Хозяин, сверкнув острым глазом из волосяных зарослей в сторону дочери, крякнул, выплеснул, как в таз, в темный зубатый рот самогон из стакана и сказал неожиданно ласково, довольно шлепая толстыми губами:
– Зря ты на меня, сосед, мы люди темные. Услыхал и брякнул – век открыто перед людьми жил. А ты, Маня, не стой зря, скажи матке яишницу изжарить поболе, пусть не жалеет. Сходи в подвал, яблочков моченых набери. Хороши у меня ноне яблочки-то, Захар Тарасович, ох хороши, сроду так не удавались. Не плод от земли, янтарь заморский, так и светятся.
Он глядел прямо в глаза Дерюгину с какой-то поощрительной усмешкой, словно не о яблоках говорил, а о дочери, и у Захара опять сладко занемели ноги, и он вытянул их под столом; хороша поднялась девка у Поливанова, вся за последний год налилась, тронь, так и брызнет соком, и глаза бесстыжие ждут. Видать, и сам Поливанов заметил, что всякий раз, задерживая взгляд на девке, он, Захар, неловко, с деланным безразличием отворачивается, да и не надо было к Поливанову идти после похорон пить, расползутся по селу слухи.
– Кажись, и правда из хохлов забрела, сорочка вся петушками расшита, – говорил теперь Микита Бобок, подергивая взлохмаченной бородкой. – И я так слышал, Захар. Оттуда много теперь – мужики, дети бредут. Неладно, слышно, у них. Кожа к костям присохла, торкает, торкает по дороге, ляжет – и готов. А перед самым концом дурной водой наливается, разносит его. Кто говорит, недород на Украине хватил, а кто… Вон моя мать о конце света убивается, ночи не спит, антихриста поджидает.

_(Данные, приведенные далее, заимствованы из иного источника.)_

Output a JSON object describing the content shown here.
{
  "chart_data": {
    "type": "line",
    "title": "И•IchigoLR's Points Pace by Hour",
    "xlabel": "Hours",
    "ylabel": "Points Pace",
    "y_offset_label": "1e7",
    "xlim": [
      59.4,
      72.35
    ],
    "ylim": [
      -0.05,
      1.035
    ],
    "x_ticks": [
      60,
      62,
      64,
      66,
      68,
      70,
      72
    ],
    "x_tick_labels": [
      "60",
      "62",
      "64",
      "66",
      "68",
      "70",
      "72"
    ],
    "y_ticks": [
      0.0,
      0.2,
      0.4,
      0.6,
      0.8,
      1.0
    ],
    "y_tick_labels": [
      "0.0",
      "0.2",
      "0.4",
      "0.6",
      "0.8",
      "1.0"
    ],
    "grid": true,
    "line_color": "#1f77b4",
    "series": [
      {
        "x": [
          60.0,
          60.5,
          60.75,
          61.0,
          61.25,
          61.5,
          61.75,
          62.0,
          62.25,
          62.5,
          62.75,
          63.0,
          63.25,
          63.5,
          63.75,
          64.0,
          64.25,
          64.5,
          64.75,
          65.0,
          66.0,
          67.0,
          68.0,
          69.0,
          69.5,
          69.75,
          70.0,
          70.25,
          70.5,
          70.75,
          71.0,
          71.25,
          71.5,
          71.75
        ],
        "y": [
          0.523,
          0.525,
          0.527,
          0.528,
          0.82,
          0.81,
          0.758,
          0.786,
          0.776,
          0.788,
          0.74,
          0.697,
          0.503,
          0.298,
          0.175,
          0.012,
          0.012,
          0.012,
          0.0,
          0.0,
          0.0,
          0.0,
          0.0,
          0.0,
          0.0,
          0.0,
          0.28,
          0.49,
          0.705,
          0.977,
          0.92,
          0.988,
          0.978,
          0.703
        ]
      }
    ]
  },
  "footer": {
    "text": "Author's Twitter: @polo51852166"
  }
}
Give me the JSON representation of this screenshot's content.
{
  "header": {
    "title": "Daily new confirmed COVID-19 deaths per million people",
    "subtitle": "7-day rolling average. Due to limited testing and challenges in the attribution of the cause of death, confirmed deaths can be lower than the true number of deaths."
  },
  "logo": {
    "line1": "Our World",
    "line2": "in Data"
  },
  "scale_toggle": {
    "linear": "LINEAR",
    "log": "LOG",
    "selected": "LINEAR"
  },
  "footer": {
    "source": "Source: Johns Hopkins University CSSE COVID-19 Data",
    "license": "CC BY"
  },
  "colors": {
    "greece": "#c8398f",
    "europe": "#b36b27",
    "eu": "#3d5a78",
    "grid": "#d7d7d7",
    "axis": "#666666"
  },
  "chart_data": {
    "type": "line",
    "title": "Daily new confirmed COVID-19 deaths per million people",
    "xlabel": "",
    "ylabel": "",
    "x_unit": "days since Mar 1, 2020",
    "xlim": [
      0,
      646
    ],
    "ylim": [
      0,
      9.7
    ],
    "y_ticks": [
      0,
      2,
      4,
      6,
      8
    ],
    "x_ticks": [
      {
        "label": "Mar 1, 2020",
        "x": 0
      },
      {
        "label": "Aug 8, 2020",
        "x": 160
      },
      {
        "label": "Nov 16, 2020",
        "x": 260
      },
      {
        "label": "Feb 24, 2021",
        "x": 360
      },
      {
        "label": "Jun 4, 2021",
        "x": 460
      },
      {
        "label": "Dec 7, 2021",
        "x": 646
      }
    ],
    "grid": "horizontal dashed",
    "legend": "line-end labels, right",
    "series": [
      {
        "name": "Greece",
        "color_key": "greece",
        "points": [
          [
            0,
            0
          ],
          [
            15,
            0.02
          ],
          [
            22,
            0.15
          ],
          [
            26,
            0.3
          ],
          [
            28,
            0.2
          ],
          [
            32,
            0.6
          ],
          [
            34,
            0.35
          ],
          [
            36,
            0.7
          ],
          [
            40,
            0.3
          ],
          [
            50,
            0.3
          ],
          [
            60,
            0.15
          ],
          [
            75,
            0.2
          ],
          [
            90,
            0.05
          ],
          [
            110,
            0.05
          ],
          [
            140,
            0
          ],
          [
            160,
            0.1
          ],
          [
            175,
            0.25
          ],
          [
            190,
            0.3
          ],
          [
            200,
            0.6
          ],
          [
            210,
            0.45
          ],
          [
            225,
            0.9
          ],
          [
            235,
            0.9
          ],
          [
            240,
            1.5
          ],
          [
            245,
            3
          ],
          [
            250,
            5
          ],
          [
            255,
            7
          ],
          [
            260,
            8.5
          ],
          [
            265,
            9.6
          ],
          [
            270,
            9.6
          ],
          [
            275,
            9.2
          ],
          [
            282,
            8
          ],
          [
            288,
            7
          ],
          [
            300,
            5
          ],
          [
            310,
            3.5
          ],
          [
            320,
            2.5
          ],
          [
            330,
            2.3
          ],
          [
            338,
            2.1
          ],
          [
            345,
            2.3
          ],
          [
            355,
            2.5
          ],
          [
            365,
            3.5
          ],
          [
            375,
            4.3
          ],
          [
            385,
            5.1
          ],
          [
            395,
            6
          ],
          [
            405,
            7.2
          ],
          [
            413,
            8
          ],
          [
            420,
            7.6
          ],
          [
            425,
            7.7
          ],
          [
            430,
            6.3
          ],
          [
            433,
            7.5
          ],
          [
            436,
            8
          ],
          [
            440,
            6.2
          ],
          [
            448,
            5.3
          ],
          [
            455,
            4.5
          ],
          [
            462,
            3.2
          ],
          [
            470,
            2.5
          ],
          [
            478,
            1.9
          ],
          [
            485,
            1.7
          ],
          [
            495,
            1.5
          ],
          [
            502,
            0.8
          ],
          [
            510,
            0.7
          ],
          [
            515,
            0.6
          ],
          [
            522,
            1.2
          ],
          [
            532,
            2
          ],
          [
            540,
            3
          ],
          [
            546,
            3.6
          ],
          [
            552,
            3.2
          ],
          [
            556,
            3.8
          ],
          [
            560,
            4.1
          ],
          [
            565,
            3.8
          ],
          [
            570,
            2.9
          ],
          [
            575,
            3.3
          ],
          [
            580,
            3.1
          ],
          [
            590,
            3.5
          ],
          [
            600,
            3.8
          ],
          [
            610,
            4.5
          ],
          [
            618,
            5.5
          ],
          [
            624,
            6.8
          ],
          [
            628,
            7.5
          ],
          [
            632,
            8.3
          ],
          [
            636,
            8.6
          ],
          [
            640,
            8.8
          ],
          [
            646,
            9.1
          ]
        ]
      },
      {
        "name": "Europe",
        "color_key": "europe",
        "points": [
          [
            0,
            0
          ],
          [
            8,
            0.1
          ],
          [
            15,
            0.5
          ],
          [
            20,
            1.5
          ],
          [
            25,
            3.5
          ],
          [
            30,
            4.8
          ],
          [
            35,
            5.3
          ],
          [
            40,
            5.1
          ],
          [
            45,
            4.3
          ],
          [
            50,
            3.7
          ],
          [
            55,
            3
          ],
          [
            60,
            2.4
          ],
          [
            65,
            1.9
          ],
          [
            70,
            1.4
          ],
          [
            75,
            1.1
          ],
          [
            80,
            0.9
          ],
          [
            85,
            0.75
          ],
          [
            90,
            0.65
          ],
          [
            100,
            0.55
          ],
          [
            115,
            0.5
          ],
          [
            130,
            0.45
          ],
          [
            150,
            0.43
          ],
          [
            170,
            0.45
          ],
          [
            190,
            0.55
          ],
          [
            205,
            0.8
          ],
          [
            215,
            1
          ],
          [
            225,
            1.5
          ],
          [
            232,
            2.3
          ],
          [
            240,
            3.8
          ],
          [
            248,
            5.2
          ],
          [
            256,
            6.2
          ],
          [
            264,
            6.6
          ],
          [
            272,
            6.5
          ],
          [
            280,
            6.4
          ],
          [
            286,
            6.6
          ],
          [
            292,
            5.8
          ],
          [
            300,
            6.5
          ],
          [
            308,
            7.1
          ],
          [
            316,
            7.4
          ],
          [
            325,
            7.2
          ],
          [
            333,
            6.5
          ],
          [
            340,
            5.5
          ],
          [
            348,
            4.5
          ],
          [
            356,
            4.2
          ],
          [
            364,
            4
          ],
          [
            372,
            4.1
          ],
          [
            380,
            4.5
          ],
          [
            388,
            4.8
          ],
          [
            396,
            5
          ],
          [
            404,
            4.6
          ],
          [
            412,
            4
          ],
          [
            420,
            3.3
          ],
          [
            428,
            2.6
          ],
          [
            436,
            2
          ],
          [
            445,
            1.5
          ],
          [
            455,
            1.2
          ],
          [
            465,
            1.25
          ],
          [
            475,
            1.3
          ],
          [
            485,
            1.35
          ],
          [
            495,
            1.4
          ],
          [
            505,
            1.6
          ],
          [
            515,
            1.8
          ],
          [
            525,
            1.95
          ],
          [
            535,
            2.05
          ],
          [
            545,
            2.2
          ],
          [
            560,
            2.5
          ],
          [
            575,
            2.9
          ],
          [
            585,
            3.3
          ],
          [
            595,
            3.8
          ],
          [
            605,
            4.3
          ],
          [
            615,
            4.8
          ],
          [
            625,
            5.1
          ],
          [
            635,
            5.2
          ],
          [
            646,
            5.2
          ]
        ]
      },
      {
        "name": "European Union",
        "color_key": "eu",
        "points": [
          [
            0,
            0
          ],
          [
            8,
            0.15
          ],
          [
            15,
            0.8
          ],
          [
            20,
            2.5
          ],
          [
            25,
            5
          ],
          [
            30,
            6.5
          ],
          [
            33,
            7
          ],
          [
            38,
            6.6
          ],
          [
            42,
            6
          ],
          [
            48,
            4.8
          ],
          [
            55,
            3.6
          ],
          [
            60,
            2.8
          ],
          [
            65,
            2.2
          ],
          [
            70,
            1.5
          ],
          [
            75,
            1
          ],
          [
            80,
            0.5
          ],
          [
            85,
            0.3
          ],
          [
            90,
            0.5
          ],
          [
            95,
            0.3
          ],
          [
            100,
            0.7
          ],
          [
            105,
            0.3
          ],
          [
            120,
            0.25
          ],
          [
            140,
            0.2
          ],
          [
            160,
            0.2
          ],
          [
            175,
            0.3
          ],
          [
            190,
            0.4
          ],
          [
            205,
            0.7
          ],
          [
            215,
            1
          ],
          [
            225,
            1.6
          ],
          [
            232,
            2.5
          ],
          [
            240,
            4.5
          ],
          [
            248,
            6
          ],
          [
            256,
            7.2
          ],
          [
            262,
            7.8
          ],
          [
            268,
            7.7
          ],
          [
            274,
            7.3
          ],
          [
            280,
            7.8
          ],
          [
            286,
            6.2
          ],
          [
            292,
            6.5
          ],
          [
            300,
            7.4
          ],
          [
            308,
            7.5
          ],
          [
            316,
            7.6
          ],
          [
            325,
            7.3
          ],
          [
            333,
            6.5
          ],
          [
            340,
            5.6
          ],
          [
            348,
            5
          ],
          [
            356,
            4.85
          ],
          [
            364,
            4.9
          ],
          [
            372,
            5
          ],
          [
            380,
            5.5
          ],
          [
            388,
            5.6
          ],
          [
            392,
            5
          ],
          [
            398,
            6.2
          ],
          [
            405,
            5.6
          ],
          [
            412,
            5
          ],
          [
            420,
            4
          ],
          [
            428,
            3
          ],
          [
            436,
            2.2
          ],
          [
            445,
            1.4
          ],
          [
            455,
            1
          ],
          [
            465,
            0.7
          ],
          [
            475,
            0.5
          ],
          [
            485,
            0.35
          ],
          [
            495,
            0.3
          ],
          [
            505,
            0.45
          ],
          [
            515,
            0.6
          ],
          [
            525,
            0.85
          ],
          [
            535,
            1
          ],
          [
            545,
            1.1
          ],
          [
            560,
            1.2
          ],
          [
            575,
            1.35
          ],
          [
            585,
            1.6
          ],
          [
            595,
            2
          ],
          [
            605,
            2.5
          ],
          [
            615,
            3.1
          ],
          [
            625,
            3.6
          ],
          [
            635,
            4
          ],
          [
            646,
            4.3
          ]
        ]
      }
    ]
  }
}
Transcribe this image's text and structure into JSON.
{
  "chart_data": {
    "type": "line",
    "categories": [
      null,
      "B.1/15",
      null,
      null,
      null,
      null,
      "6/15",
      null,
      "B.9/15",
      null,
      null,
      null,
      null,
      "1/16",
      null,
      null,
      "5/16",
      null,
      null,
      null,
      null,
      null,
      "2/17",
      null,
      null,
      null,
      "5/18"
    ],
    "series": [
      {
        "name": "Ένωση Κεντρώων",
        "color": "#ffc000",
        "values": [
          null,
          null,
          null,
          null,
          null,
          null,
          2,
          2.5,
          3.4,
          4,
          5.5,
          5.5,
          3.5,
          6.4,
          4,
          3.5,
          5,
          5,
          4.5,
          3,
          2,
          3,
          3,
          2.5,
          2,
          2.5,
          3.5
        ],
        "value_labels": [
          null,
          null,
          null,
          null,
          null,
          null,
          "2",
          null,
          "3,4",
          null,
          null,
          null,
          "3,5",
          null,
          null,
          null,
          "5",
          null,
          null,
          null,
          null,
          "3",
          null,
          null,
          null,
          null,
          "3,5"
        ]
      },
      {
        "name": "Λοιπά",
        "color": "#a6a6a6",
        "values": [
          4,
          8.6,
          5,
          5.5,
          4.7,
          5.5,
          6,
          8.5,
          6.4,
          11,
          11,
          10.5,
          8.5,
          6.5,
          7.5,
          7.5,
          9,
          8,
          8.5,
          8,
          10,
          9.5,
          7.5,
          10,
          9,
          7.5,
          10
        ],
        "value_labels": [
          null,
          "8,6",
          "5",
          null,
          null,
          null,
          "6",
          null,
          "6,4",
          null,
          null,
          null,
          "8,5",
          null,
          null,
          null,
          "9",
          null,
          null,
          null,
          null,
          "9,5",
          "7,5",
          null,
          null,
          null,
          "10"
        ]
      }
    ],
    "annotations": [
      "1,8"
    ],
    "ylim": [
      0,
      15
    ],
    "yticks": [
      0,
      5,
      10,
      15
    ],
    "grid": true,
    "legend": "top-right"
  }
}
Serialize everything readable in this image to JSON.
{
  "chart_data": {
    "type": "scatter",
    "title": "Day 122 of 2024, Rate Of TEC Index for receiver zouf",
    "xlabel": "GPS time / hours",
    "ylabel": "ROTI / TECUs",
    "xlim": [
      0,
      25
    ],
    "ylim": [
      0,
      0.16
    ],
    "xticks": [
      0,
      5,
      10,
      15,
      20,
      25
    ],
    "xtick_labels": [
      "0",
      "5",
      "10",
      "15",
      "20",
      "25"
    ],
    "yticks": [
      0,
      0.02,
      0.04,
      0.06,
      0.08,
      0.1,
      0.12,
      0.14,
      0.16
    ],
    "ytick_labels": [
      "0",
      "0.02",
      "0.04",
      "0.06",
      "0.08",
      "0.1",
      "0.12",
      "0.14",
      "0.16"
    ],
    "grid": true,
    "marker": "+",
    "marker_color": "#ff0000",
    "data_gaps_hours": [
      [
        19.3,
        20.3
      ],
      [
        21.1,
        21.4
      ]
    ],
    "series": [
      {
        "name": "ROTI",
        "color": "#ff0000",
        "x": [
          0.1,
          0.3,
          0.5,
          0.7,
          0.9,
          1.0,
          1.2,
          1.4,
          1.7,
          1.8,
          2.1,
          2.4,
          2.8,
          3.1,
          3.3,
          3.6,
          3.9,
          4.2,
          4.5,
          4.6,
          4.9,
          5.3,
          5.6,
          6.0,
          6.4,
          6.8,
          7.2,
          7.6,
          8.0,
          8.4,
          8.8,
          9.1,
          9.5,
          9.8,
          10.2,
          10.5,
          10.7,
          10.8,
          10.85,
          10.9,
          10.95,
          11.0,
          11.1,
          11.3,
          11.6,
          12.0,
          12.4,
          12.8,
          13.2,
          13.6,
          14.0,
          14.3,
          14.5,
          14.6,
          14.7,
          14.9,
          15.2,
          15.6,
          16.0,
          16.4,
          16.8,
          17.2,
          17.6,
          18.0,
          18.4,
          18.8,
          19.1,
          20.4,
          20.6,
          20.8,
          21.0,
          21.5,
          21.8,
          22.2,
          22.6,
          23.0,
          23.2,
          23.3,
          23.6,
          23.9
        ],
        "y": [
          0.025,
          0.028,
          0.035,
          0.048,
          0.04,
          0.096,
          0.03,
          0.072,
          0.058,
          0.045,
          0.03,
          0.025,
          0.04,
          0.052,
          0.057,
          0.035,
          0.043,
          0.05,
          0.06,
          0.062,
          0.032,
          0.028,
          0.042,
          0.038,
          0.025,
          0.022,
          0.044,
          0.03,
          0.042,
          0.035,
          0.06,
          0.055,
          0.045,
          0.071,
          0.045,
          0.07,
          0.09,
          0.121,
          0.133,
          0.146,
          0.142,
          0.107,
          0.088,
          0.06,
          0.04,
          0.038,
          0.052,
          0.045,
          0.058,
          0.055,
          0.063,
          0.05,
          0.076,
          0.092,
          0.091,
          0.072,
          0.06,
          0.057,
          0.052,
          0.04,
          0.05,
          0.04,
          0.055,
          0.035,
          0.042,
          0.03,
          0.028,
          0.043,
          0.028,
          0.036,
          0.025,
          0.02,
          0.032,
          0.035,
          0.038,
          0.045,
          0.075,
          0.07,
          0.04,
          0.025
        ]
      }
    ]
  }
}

– Ты мне, Бобок, эти речи брось, по-волчьи на всякую приманку не кидайся, – неожиданно сказал Захар, невольно привлекая и громкостью голоса, и злостью слов общее внимание за столом, – Не наши речи, это вот он хочет, чтоб его самогон дерьмом заедали. На-кось, Аким, съешь! – Он выставил в сторону Поливанова тяжелую дулю, и тот, не принимая серьезного тона, с мирной усмешкой отвел его руку, опять разлил из пузатого старого штофа самогон, и Захар Дерюгин опять почувствовал сбоку на себе все тот же откровенный и жадный взгляд; он не хотел больше пить, но под этим взглядом взял стакан, поглядел на горящую над столом семилинейную лампу, в которой сильно потрескивал от нечистого керосина фитиль, и, дождавшись, когда все выпили, выпил и сам; хозяин пододвинул к нему тарелку с желтоватым салом, как бы ненароком покосившись в сторону двери, сказал:
– Будя, иди спать, Маня, в другую половину, нас ты не переждешь. Окошки погляди, запри, теперь шпаны набрело, от всякого греха подале положишь, поближе найдешь.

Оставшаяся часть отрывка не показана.